Große Gesellschaftsverträge aus Geschichte und Gegenwart

7. Juli 2021

Viele Rechtsschöpfungen und Innovationen, die in die gesellschaftsrechtliche Legalordnung eingegangen sind, haben ihren Ursprung in Gründungsurkunden und Vertragswerken. Trotzdem wurde der Gesellschaftsvertrag bisher kaum als eigener Forschungsgegenstand behandelt.

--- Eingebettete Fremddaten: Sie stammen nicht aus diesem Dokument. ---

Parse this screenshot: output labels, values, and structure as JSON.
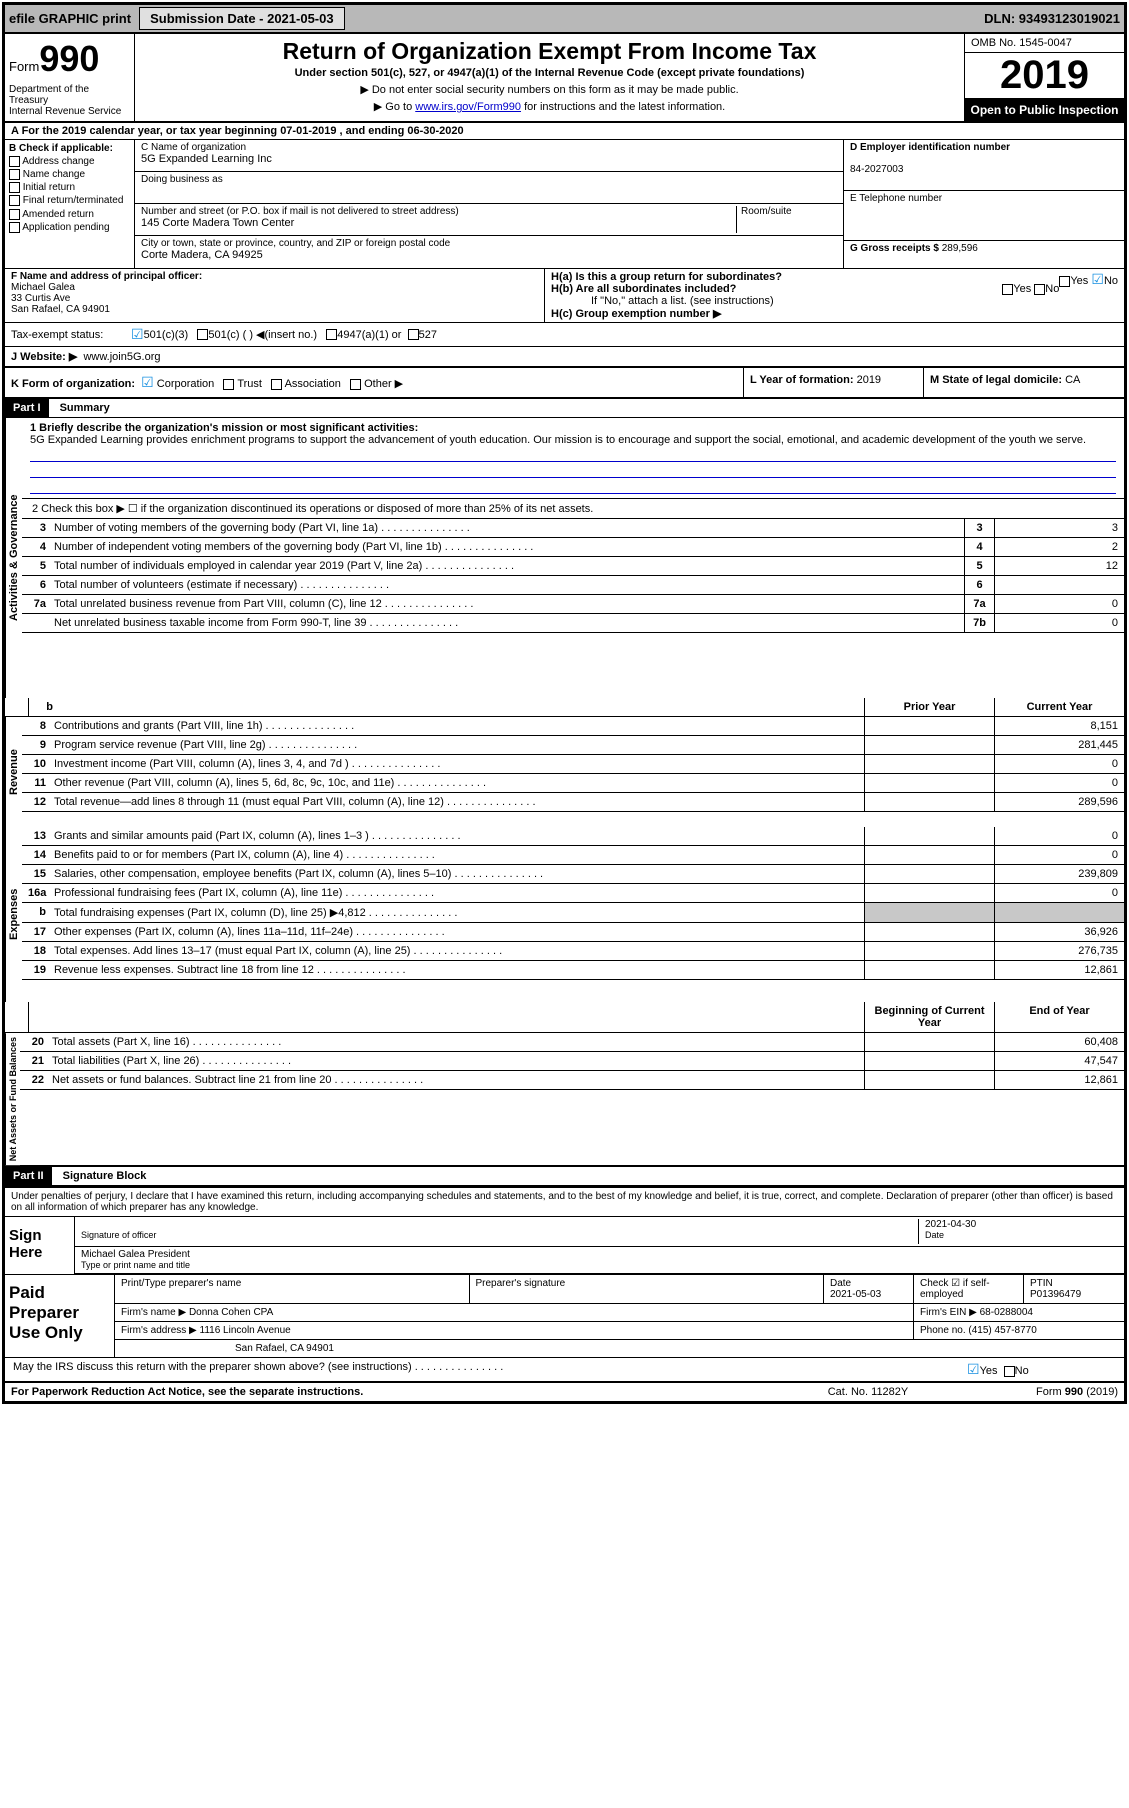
{
  "topbar": {
    "efile": "efile GRAPHIC print",
    "submission": "Submission Date - 2021-05-03",
    "dln": "DLN: 93493123019021"
  },
  "header": {
    "form_prefix": "Form",
    "form_no": "990",
    "dept": "Department of the Treasury\nInternal Revenue Service",
    "title": "Return of Organization Exempt From Income Tax",
    "subtitle": "Under section 501(c), 527, or 4947(a)(1) of the Internal Revenue Code (except private foundations)",
    "instr1": "▶ Do not enter social security numbers on this form as it may be made public.",
    "instr2_pre": "▶ Go to ",
    "instr2_link": "www.irs.gov/Form990",
    "instr2_post": " for instructions and the latest information.",
    "omb": "OMB No. 1545-0047",
    "year": "2019",
    "inspect": "Open to Public Inspection"
  },
  "row_a": "A For the 2019 calendar year, or tax year beginning 07-01-2019    , and ending 06-30-2020",
  "section_b": {
    "label": "B Check if applicable:",
    "items": [
      "Address change",
      "Name change",
      "Initial return",
      "Final return/terminated",
      "Amended return",
      "Application pending"
    ]
  },
  "section_c": {
    "name_label": "C Name of organization",
    "name": "5G Expanded Learning Inc",
    "dba_label": "Doing business as",
    "dba": "",
    "addr_label": "Number and street (or P.O. box if mail is not delivered to street address)",
    "addr": "145 Corte Madera Town Center",
    "room_label": "Room/suite",
    "city_label": "City or town, state or province, country, and ZIP or foreign postal code",
    "city": "Corte Madera, CA  94925"
  },
  "section_d": {
    "label": "D Employer identification number",
    "val": "84-2027003"
  },
  "section_e": {
    "label": "E Telephone number",
    "val": ""
  },
  "section_g": {
    "label": "G Gross receipts $",
    "val": "289,596"
  },
  "section_f": {
    "label": "F  Name and address of principal officer:",
    "name": "Michael Galea",
    "addr1": "33 Curtis Ave",
    "addr2": "San Rafael, CA  94901"
  },
  "section_h": {
    "a": "H(a)  Is this a group return for subordinates?",
    "b": "H(b)  Are all subordinates included?",
    "b_note": "If \"No,\" attach a list. (see instructions)",
    "c": "H(c)  Group exemption number ▶"
  },
  "tax_status": {
    "label": "Tax-exempt status:",
    "o1": "501(c)(3)",
    "o2": "501(c) (  ) ◀(insert no.)",
    "o3": "4947(a)(1) or",
    "o4": "527"
  },
  "site": {
    "label": "J  Website: ▶",
    "val": "www.join5G.org"
  },
  "klm": {
    "k_label": "K Form of organization:",
    "k_opts": [
      "Corporation",
      "Trust",
      "Association",
      "Other ▶"
    ],
    "l_label": "L Year of formation:",
    "l_val": "2019",
    "m_label": "M State of legal domicile:",
    "m_val": "CA"
  },
  "part1": {
    "hdr": "Part I",
    "title": "Summary"
  },
  "mission": {
    "label": "1  Briefly describe the organization's mission or most significant activities:",
    "text": "5G Expanded Learning provides enrichment programs to support the advancement of youth education. Our mission is to encourage and support the social, emotional, and academic development of the youth we serve."
  },
  "line2": "2   Check this box ▶ ☐  if the organization discontinued its operations or disposed of more than 25% of its net assets.",
  "side_tabs": {
    "gov": "Activities & Governance",
    "rev": "Revenue",
    "exp": "Expenses",
    "net": "Net Assets or Fund Balances"
  },
  "gov_lines": [
    {
      "n": "3",
      "t": "Number of voting members of the governing body (Part VI, line 1a)",
      "box": "3",
      "v": "3"
    },
    {
      "n": "4",
      "t": "Number of independent voting members of the governing body (Part VI, line 1b)",
      "box": "4",
      "v": "2"
    },
    {
      "n": "5",
      "t": "Total number of individuals employed in calendar year 2019 (Part V, line 2a)",
      "box": "5",
      "v": "12"
    },
    {
      "n": "6",
      "t": "Total number of volunteers (estimate if necessary)",
      "box": "6",
      "v": ""
    },
    {
      "n": "7a",
      "t": "Total unrelated business revenue from Part VIII, column (C), line 12",
      "box": "7a",
      "v": "0"
    },
    {
      "n": "",
      "t": "Net unrelated business taxable income from Form 990-T, line 39",
      "box": "7b",
      "v": "0"
    }
  ],
  "col_hdrs": {
    "prior": "Prior Year",
    "curr": "Current Year",
    "beg": "Beginning of Current Year",
    "end": "End of Year"
  },
  "rev_lines": [
    {
      "n": "8",
      "t": "Contributions and grants (Part VIII, line 1h)",
      "p": "",
      "c": "8,151"
    },
    {
      "n": "9",
      "t": "Program service revenue (Part VIII, line 2g)",
      "p": "",
      "c": "281,445"
    },
    {
      "n": "10",
      "t": "Investment income (Part VIII, column (A), lines 3, 4, and 7d )",
      "p": "",
      "c": "0"
    },
    {
      "n": "11",
      "t": "Other revenue (Part VIII, column (A), lines 5, 6d, 8c, 9c, 10c, and 11e)",
      "p": "",
      "c": "0"
    },
    {
      "n": "12",
      "t": "Total revenue—add lines 8 through 11 (must equal Part VIII, column (A), line 12)",
      "p": "",
      "c": "289,596"
    }
  ],
  "exp_lines": [
    {
      "n": "13",
      "t": "Grants and similar amounts paid (Part IX, column (A), lines 1–3 )",
      "p": "",
      "c": "0"
    },
    {
      "n": "14",
      "t": "Benefits paid to or for members (Part IX, column (A), line 4)",
      "p": "",
      "c": "0"
    },
    {
      "n": "15",
      "t": "Salaries, other compensation, employee benefits (Part IX, column (A), lines 5–10)",
      "p": "",
      "c": "239,809"
    },
    {
      "n": "16a",
      "t": "Professional fundraising fees (Part IX, column (A), line 11e)",
      "p": "",
      "c": "0"
    },
    {
      "n": "b",
      "t": "Total fundraising expenses (Part IX, column (D), line 25) ▶4,812",
      "p": "shaded",
      "c": "shaded"
    },
    {
      "n": "17",
      "t": "Other expenses (Part IX, column (A), lines 11a–11d, 11f–24e)",
      "p": "",
      "c": "36,926"
    },
    {
      "n": "18",
      "t": "Total expenses. Add lines 13–17 (must equal Part IX, column (A), line 25)",
      "p": "",
      "c": "276,735"
    },
    {
      "n": "19",
      "t": "Revenue less expenses. Subtract line 18 from line 12",
      "p": "",
      "c": "12,861"
    }
  ],
  "net_lines": [
    {
      "n": "20",
      "t": "Total assets (Part X, line 16)",
      "p": "",
      "c": "60,408"
    },
    {
      "n": "21",
      "t": "Total liabilities (Part X, line 26)",
      "p": "",
      "c": "47,547"
    },
    {
      "n": "22",
      "t": "Net assets or fund balances. Subtract line 21 from line 20",
      "p": "",
      "c": "12,861"
    }
  ],
  "part2": {
    "hdr": "Part II",
    "title": "Signature Block"
  },
  "sig": {
    "decl": "Under penalties of perjury, I declare that I have examined this return, including accompanying schedules and statements, and to the best of my knowledge and belief, it is true, correct, and complete. Declaration of preparer (other than officer) is based on all information of which preparer has any knowledge.",
    "sign_here": "Sign Here",
    "sig_label": "Signature of officer",
    "date_label": "Date",
    "date": "2021-04-30",
    "name": "Michael Galea  President",
    "name_label": "Type or print name and title"
  },
  "prep": {
    "label": "Paid Preparer Use Only",
    "h1": "Print/Type preparer's name",
    "h2": "Preparer's signature",
    "h3": "Date",
    "h3v": "2021-05-03",
    "h4": "Check ☑ if self-employed",
    "h5": "PTIN",
    "h5v": "P01396479",
    "firm_label": "Firm's name    ▶",
    "firm": "Donna Cohen CPA",
    "ein_label": "Firm's EIN ▶",
    "ein": "68-0288004",
    "addr_label": "Firm's address ▶",
    "addr": "1116 Lincoln Avenue",
    "addr2": "San Rafael, CA  94901",
    "phone_label": "Phone no.",
    "phone": "(415) 457-8770"
  },
  "discuss": "May the IRS discuss this return with the preparer shown above? (see instructions)",
  "footer": {
    "l": "For Paperwork Reduction Act Notice, see the separate instructions.",
    "m": "Cat. No. 11282Y",
    "r": "Form 990 (2019)"
  },
  "colors": {
    "link": "#0000cc",
    "check": "#1890e0",
    "shade": "#c8c8c8",
    "topbar": "#b8b8b8"
  }
}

Holger Fleischer, Direktor am Max-Planck-Institut für ausländisches und internationales Privatrecht, ist Mitherausgeber eines soeben erschienenen Sammelbandes, der dazu beitragen soll, diese Lücke zu schließen.

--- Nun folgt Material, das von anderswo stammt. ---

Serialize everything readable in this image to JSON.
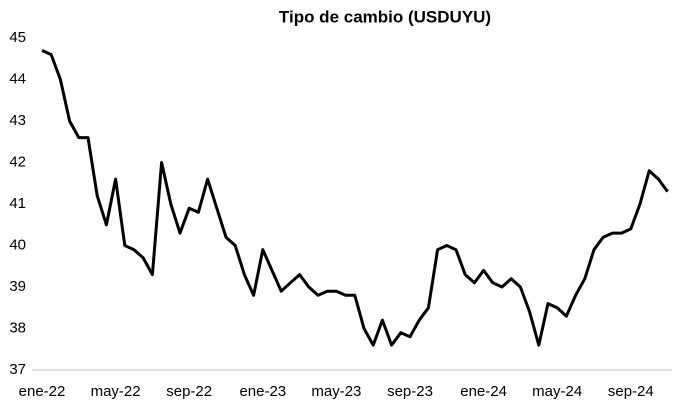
{
  "chart_data": {
    "type": "line",
    "title": "Tipo de cambio (USDUYU)",
    "categories": [
      "ene-22",
      null,
      null,
      null,
      null,
      null,
      null,
      null,
      "may-22",
      null,
      null,
      null,
      null,
      null,
      null,
      null,
      "sep-22",
      null,
      null,
      null,
      null,
      null,
      null,
      null,
      "ene-23",
      null,
      null,
      null,
      null,
      null,
      null,
      null,
      "may-23",
      null,
      null,
      null,
      null,
      null,
      null,
      null,
      "sep-23",
      null,
      null,
      null,
      null,
      null,
      null,
      null,
      "ene-24",
      null,
      null,
      null,
      null,
      null,
      null,
      null,
      "may-24",
      null,
      null,
      null,
      null,
      null,
      null,
      null,
      "sep-24",
      null,
      null,
      null,
      null
    ],
    "values": [
      44.7,
      44.6,
      44.0,
      43.0,
      42.6,
      42.6,
      41.2,
      40.5,
      41.6,
      40.0,
      39.9,
      39.7,
      39.3,
      42.0,
      41.0,
      40.3,
      40.9,
      40.8,
      41.6,
      40.9,
      40.2,
      40.0,
      39.3,
      38.8,
      39.9,
      39.4,
      38.9,
      39.1,
      39.3,
      39.0,
      38.8,
      38.9,
      38.9,
      38.8,
      38.8,
      38.0,
      37.6,
      38.2,
      37.6,
      37.9,
      37.8,
      38.2,
      38.5,
      39.9,
      40.0,
      39.9,
      39.3,
      39.1,
      39.4,
      39.1,
      39.0,
      39.2,
      39.0,
      38.4,
      37.6,
      38.6,
      38.5,
      38.3,
      38.8,
      39.2,
      39.9,
      40.2,
      40.3,
      40.3,
      40.4,
      41.0,
      41.8,
      41.6,
      41.3
    ],
    "color": "#000000",
    "ylim": [
      37,
      45
    ],
    "yticks": [
      37,
      38,
      39,
      40,
      41,
      42,
      43,
      44,
      45
    ],
    "grid": false
  }
}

Gemeinsam mit Sebastian Mock, Professor an der Wirtschaftsuniversität Wien, hat Holger Fleischer eine Untersuchungsreihe ins Leben gerufen, deren Ergebnis jetzt vorliegt: 27 berühmte Gesellschaftsverträge werden – zum Teil erstmals – aus Unternehmensarchiven für die Fachöffentlichkeit erschlossen, dokumentiert und in ausführlichen Essays erläutert. Ein Eingangs- und ein Schlusskapitel zum gewählten Forschungsansatz runden den umfangreichen Band ab.

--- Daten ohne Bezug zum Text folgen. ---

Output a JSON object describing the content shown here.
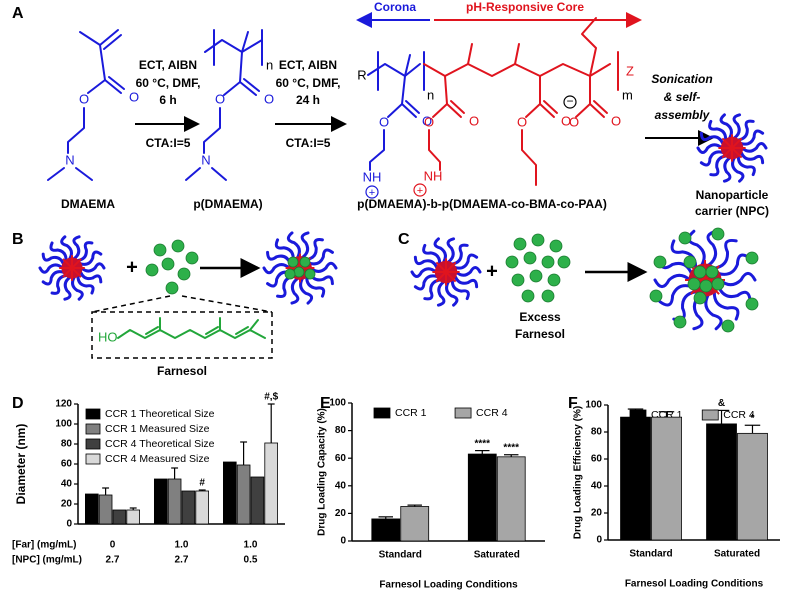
{
  "panel_a": {
    "label": "A",
    "corona": "Corona",
    "core": "pH-Responsive Core",
    "step1": [
      "ECT, AIBN",
      "60 °C, DMF,",
      "6 h",
      "CTA:I=5"
    ],
    "step2": [
      "ECT, AIBN",
      "60 °C, DMF,",
      "24 h",
      "CTA:I=5"
    ],
    "monomer": "DMAEMA",
    "homopolymer": "p(DMAEMA)",
    "copolymer": "p(DMAEMA)-b-p(DMAEMA-co-BMA-co-PAA)",
    "assembly": [
      "Sonication",
      "& self-",
      "assembly"
    ],
    "product": [
      "Nanoparticle",
      "carrier (NPC)"
    ],
    "atoms": [
      "O",
      "O",
      "N",
      "O",
      "O",
      "N",
      "n",
      "R",
      "n",
      "O",
      "O",
      "NH",
      "+",
      "O",
      "O",
      "NH",
      "+",
      "O",
      "O",
      "O",
      "O",
      "−",
      "Z",
      "m"
    ]
  },
  "panel_b": {
    "label": "B",
    "plus": "+",
    "hydroxyl": "HO",
    "drug": "Farnesol"
  },
  "panel_c": {
    "label": "C",
    "plus": "+",
    "drug": [
      "Excess",
      "Farnesol"
    ]
  },
  "chart_data": [
    {
      "type": "bar",
      "panel": "D",
      "ylabel": "Diameter (nm)",
      "x_row_labels": [
        "[Far] (mg/mL)",
        "[NPC] (mg/mL)"
      ],
      "categories": [
        "0",
        "1.0",
        "1.0"
      ],
      "categories2": [
        "2.7",
        "2.7",
        "0.5"
      ],
      "ylim": [
        0,
        120
      ],
      "yticks": [
        0,
        20,
        40,
        60,
        80,
        100,
        120
      ],
      "legend": "upper left",
      "series": [
        {
          "name": "CCR 1 Theoretical Size",
          "color": "#000000",
          "values": [
            30,
            45,
            62
          ]
        },
        {
          "name": "CCR 1 Measured Size",
          "color": "#808080",
          "values": [
            29,
            45,
            59
          ],
          "errors": [
            7,
            11,
            23
          ]
        },
        {
          "name": "CCR 4 Theoretical Size",
          "color": "#404040",
          "values": [
            14,
            33,
            47
          ]
        },
        {
          "name": "CCR 4 Measured Size",
          "color": "#d9d9d9",
          "values": [
            14,
            33,
            81
          ],
          "errors": [
            2,
            1,
            39
          ],
          "annotations": [
            null,
            "#",
            "#,$"
          ]
        }
      ]
    },
    {
      "type": "bar",
      "panel": "E",
      "ylabel": "Drug Loading Capacity (%)",
      "xlabel": "Farnesol Loading Conditions",
      "categories": [
        "Standard",
        "Saturated"
      ],
      "ylim": [
        0,
        100
      ],
      "yticks": [
        0,
        20,
        40,
        60,
        80,
        100
      ],
      "legend": "upper center",
      "series": [
        {
          "name": "CCR 1",
          "color": "#000000",
          "values": [
            16,
            63
          ],
          "errors": [
            1.5,
            2.5
          ],
          "annotations": [
            null,
            "****"
          ]
        },
        {
          "name": "CCR 4",
          "color": "#a6a6a6",
          "values": [
            25,
            61
          ],
          "errors": [
            1,
            1.5
          ],
          "annotations": [
            null,
            "****"
          ]
        }
      ]
    },
    {
      "type": "bar",
      "panel": "F",
      "ylabel": "Drug Loading Efficiency (%)",
      "xlabel": "Farnesol Loading Conditions",
      "categories": [
        "Standard",
        "Saturated"
      ],
      "ylim": [
        0,
        100
      ],
      "yticks": [
        0,
        20,
        40,
        60,
        80,
        100
      ],
      "legend": "upper center",
      "series": [
        {
          "name": "CCR 1",
          "color": "#000000",
          "values": [
            91,
            86
          ],
          "errors": [
            6,
            10
          ],
          "annotations": [
            null,
            "&"
          ]
        },
        {
          "name": "CCR 4",
          "color": "#a6a6a6",
          "values": [
            91,
            79
          ],
          "errors": [
            4,
            6
          ],
          "annotations": [
            null,
            "*"
          ]
        }
      ]
    }
  ]
}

Von der altrömischen societas über die Florentiner Medici, die Augsburger Fugger und die niederländisch-ostindische Compagnie bis hin zu Daimler-Benz/Chrysler und Google spannen die Autor*innen, zu denen auch Yannick Chatard, Konstantin Horn, Matthias Pendl und Julia Tittel gehören, einen außergewöhnlich weiten historischen Bogen. Als besonders fruchtbares Gelände für unternehmerische Zweckzusammenschlüsse erweist sich Hamburg. Allein vier Beiträge beschäftigen sich mit prominenten Unternehmen und Institutionen der Hansestadt: So werden die Statutengeschichte des von Max Herz gegründeten Familienunternehmens Tchibo, der Werdegang der Hamburger Hochbahn von einer privaten zu einer staatlichen Aktiengesellschaft, die als gemeinnützige Kapitalgesellschaft organisierte Bucerius Law School sowie die Satzung der HSV Fußball AG analysiert. Ein Stück deutscher Wirtschaftsgeschichte erzählen die Statuten der IG Farben sowie die erstmals öffentlich zugänglich gemachte Satzung der Alfried Krupp von Bohlen und Halbach Stiftung. Eine herausragende Rechtsinnovation bildet das Standard Oil Trust Agreement von 1882. Das dem rechtlichen und wirtschaftlichen Schicksal dieser „Mother of Trusts“ gewidmete Kapitel beleuchtet auch die mit ihr eng verwobene Biografie John D. Rockefellers.

Große Gesellschaftsverträge und Satzungen gehören, so die Herausgeber, zu den Schlüsseltexten des Gesellschaftsrechts. Insbesondere böten die Quellen- und Wissensbestände der modernen Unternehmensgeschichte eine Fundgrube für die gesellschaftsrechtliche Grundlagenforschung. Für eine zukünftige Fortentwicklung dieses Forschungsfeldes weisen sie zudem auf bisher kaum erkundete Kooperationsmöglichkeiten mit den Geistes- und Wirtschaftswissenschaften hin.


Holger Fleischer, Sebastian Mock (Hrsg.), Große Gesellschaftsverträge aus Geschichte und Gegenwart (Zeitschrift für Unternehmens- und Gesellschaftsrecht, Sonderheft 24), de Gruyter, Berlin 2021, VII + 1379 S.